When Susan B. Anthony and Abigail Scott Duniway stood before the Women’s Rights Convention in Olympia, Washington, in 1871, they were joined by three women who had come west as “Mercer Girls,” young women recruited by Asa Shinn Mercer to come to the Pacific Northwest to work as teachers—and as prospective brides for the men who made up the vast majority of the population in Washington Territory. Women went west for a variety of reasons during the Great Migration of the nineteenth century, coming along with husbands and fathers, but also traveling solo for reasons that included job opportunities, homesteads in some places where they were allowed for single women, and the prospect of more freedom.

Myth and the historical record both place women in professions in the West, where there were shortages of doctors, dentists, lawyers, and journalists, when they might have been denied those same opportunities in the East. Bethenia Owens-Adair, for example, emigrated to Oregon with her family as a small child and then returned to the East to go to medical school, eventually setting up a practice in Portland, Oregon, where she participated in the suffrage movement in the 1880s. Martha Hughes Cannon was a doctor in Salt Lake City in the 1890s, when she also ran for—and won—a seat in the Utah legislature. May Arkwright Hutton went west to the silver camps of Idaho where she started out as a cook in a mining town and became a silver tycoon and philanthropist in her own right.
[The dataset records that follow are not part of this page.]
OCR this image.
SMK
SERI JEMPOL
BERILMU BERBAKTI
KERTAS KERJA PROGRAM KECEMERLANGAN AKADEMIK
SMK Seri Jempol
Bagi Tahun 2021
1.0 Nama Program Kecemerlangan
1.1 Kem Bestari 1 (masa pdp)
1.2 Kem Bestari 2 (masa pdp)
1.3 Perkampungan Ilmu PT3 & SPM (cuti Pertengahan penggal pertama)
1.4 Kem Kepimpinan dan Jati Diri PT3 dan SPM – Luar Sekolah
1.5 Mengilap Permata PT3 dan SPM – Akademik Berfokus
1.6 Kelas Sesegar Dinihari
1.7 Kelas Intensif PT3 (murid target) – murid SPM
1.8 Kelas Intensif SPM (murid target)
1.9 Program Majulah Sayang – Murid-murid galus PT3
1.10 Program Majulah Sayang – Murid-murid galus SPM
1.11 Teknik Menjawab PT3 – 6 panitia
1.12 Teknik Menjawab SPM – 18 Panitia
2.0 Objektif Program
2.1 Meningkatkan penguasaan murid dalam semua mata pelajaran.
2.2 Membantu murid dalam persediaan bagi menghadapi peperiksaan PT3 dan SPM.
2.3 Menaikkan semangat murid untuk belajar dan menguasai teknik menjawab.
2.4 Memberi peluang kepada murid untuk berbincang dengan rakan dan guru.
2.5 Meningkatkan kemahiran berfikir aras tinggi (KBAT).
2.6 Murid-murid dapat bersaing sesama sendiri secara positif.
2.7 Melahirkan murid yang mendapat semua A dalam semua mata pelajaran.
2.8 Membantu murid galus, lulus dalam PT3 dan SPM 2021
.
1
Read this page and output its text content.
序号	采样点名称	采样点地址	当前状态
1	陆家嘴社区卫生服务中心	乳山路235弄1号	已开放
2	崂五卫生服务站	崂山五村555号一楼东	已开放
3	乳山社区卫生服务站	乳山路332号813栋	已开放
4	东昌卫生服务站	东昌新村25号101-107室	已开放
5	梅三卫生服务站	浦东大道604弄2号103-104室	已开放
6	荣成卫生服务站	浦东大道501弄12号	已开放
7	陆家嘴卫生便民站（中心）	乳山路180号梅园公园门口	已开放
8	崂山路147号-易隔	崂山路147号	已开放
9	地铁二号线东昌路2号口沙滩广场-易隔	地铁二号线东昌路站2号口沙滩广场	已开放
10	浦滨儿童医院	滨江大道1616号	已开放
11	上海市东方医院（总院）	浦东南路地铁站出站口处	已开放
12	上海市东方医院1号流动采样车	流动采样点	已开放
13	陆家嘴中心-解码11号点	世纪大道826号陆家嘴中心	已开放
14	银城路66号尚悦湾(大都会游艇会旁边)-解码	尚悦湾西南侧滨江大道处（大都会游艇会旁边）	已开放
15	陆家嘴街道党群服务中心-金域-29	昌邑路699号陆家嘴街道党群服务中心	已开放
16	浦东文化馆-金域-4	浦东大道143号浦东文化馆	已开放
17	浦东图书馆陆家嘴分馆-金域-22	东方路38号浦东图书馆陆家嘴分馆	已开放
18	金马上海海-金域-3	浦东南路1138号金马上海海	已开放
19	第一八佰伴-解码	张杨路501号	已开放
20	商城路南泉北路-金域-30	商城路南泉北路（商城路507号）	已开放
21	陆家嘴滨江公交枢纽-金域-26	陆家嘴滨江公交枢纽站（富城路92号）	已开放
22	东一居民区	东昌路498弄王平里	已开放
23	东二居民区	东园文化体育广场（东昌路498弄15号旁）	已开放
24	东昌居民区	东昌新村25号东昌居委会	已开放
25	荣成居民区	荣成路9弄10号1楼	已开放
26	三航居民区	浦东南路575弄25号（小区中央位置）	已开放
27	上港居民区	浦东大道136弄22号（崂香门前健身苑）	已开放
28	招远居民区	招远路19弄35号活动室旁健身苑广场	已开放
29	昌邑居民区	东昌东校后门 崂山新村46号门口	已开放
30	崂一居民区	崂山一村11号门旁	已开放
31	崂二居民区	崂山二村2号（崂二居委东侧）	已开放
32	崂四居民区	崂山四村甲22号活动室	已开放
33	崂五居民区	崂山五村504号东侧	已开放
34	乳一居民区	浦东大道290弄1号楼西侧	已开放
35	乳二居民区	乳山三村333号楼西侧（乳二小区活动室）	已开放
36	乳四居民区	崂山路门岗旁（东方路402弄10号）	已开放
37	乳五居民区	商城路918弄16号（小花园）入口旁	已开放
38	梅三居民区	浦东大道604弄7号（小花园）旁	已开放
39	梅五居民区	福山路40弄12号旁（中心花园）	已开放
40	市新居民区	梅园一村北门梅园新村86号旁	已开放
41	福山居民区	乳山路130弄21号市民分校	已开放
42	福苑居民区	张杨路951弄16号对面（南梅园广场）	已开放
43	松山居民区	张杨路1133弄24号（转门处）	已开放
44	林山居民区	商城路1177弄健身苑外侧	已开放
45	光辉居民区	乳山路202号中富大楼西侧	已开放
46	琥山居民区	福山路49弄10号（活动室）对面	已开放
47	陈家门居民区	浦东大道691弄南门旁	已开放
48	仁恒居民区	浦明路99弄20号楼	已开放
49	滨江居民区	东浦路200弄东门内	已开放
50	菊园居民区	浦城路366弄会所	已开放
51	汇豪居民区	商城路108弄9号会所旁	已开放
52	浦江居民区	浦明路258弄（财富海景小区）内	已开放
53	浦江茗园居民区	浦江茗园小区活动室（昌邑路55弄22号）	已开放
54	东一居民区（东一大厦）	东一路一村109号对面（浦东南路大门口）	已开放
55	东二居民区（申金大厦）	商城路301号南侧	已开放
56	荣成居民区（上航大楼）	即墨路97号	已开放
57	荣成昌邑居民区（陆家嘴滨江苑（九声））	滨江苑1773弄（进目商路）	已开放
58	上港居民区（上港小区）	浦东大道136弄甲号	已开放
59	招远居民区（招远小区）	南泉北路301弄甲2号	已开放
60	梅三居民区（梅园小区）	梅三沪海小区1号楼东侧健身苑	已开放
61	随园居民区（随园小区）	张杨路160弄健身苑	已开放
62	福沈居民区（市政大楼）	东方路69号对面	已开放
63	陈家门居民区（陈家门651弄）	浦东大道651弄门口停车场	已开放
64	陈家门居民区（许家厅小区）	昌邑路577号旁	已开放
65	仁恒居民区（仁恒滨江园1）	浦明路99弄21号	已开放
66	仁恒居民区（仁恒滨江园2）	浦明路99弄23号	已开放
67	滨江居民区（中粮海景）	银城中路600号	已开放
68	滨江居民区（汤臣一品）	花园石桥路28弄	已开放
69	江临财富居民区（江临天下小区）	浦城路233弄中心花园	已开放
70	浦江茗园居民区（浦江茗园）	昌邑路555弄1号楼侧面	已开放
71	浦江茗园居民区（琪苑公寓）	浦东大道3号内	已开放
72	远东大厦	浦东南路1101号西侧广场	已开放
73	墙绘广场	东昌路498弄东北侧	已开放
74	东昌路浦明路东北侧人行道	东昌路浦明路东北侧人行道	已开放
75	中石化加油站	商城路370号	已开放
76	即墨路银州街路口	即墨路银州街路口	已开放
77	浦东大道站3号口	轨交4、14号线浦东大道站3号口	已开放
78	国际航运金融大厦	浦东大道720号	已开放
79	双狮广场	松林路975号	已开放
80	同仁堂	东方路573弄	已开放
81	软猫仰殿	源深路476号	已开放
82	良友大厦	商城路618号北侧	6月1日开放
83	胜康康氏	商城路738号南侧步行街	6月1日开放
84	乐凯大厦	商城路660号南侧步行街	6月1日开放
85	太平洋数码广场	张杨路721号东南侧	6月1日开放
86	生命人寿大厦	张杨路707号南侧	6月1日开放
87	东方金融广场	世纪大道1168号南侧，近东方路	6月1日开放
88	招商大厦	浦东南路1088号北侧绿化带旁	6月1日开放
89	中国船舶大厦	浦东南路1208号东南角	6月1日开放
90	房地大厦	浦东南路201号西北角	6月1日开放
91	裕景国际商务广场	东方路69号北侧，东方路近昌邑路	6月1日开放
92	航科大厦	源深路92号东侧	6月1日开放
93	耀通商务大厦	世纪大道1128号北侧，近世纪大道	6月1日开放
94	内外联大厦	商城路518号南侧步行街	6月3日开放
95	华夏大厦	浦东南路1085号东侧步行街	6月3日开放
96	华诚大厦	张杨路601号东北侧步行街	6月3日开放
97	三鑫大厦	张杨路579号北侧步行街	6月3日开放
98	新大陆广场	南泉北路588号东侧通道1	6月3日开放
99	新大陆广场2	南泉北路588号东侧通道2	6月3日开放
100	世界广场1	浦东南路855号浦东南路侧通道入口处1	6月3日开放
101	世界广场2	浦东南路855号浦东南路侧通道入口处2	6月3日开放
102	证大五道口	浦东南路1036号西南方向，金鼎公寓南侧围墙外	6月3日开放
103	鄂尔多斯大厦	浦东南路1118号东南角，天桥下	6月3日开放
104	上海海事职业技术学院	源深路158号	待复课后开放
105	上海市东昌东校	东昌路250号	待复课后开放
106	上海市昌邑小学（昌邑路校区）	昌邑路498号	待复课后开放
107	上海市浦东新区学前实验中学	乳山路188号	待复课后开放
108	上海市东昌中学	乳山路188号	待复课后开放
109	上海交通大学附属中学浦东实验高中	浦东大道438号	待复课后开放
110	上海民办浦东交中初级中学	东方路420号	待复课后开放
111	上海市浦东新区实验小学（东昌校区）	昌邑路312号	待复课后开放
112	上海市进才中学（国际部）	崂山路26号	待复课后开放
Other women went west to be singers, other performers, photographers, social workers, restaurateurs, scouts, and homesteaders—as well as to take up less savory professions and to be mail-order brides.

Perhaps because educated women went west to practice their careers, perhaps because the mere fact that they were pioneers gave them the conviction that anything was possible, and perhaps because the nascent governments of the West offered pathways to reform that were simply more straightforward than those in more established states, the reforming zeal swept across the West, and by 1920, when the Nineteenth Amendment was ratified, the women of the West were already voting.